The balloons are all popped. The speeches over. Now it’s the long, hard dash to the presidential finish line — aka the first Tuesday of November.

Political conventions are part legality and part circus that usually give candidates a little bounce in the polls for the first week or so after the gavel comes down.

But how did John McCain and Barack Obama really fare after the extravaganza of these two back-to-back political events? The Ironton Tribune’s political commentators from Ohio University now weigh in.

“I think Obama made a strategic error in his acceptance speech,” Dr. Ken Heineman, an OU professor of history, said. “This was his first opportunity to speak to millions of Americans, to introduce himself. He spent his time attacking McCain and being very negative. He diminished himself and has continued to diminish himself by attacking (Republican vice presidential candidate Sarah) Palin.”

It’s an unwritten political rule for presidential nominees to be above the fray and use those going for the second spot as “attack dog,” Heineman said.

“(The party) is collapsing on itself,” he said. “(Obama) would launch an attack on McCain. Then one of McCain’s surrogates would respond. (Obama) would argue with a McCain supporter. He has put himself in a position where he is not equal, not of the same stature as McCain.”

Heineman’s colleague Dr. Michael McTeague sees the candidates switching from convention to election mode where now they will focus on message.

“The strategy has to be a very clear set of plans, plans with some meat on it, not just generalities. Be more specific,” McTeague said.

And what about those two “attack dogs?” Were they the choices that can bring in the votes?

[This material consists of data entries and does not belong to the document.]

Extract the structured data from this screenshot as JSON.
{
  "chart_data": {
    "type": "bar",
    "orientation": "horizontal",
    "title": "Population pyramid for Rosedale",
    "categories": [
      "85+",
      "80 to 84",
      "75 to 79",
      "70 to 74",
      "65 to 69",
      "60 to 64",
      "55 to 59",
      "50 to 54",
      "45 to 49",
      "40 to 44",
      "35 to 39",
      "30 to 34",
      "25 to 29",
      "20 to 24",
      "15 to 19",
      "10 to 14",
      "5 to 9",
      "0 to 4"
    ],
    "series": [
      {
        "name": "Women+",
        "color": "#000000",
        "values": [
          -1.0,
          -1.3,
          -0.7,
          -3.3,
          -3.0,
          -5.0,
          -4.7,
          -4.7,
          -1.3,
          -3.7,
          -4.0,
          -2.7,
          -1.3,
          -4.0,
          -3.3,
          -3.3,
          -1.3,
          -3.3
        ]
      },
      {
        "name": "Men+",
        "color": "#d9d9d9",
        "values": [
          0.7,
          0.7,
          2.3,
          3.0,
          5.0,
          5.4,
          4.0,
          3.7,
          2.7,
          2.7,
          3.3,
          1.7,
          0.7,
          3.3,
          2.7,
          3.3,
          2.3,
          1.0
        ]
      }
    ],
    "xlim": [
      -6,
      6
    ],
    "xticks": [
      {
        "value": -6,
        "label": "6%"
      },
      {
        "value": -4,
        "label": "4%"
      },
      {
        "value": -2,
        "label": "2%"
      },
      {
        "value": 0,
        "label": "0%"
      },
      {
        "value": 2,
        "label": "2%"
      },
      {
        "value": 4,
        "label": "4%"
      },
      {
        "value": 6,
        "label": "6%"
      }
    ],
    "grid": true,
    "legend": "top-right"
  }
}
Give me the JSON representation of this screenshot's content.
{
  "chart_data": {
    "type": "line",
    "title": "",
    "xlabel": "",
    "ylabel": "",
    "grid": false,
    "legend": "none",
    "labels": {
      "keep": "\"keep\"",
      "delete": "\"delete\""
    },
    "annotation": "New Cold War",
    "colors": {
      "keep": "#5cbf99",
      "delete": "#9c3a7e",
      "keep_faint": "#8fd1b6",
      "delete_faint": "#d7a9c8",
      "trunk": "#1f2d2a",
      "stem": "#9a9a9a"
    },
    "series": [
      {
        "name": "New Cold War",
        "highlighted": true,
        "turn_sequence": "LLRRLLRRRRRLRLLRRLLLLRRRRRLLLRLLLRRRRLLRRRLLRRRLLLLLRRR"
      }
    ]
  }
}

Heineman said he was surprised to discover Sen. Joe Biden is “an old friend of the Daley Machine,” he said. “He goes back with Richard Daley for 25 years. I would have to guess it is an attempt by Daley to regain control of the machine.”

He sees the Democratic party spilt into two camps: The old time Democrats, a la Daley, and the academics such as college professors, students and followers of Web sites like moveon.org.

“The Daley machine offers political sense and organizational skills,” Heineman said. “The academics: volunteers, enthusiasm and money. The problem is the academics tend to be self-destructive. They tend not to be those who believe in compromise. They’re not pragmatic. They don’t tend to have the discipline to watch what they are saying. That side of the party has taken over the Obama campaign.”

The unknown in the race is the still wild card Sarah Palin, McCain’s pick for the second spot.

“You have to be a real devout political junkie to know about her,” he said.

However, Heineman believes she made an impressive first appearance when she spoke to the convention, as did her possible future boss.

“I think McCain has been underestimated in terms of his ability to lead,” he said. “You do not get through the Hanoi Hilton without having some mental discipline. McCain is not a great speaker, but when he had his moment (at the convention) you could hear a pin drop.”

On the other hand McTeague contends neither presidential candidate fluffed when it was his special moment to capture the American imagination.

“Nobody misspoke or made any tragic errors,” he said. “They energized their followers.”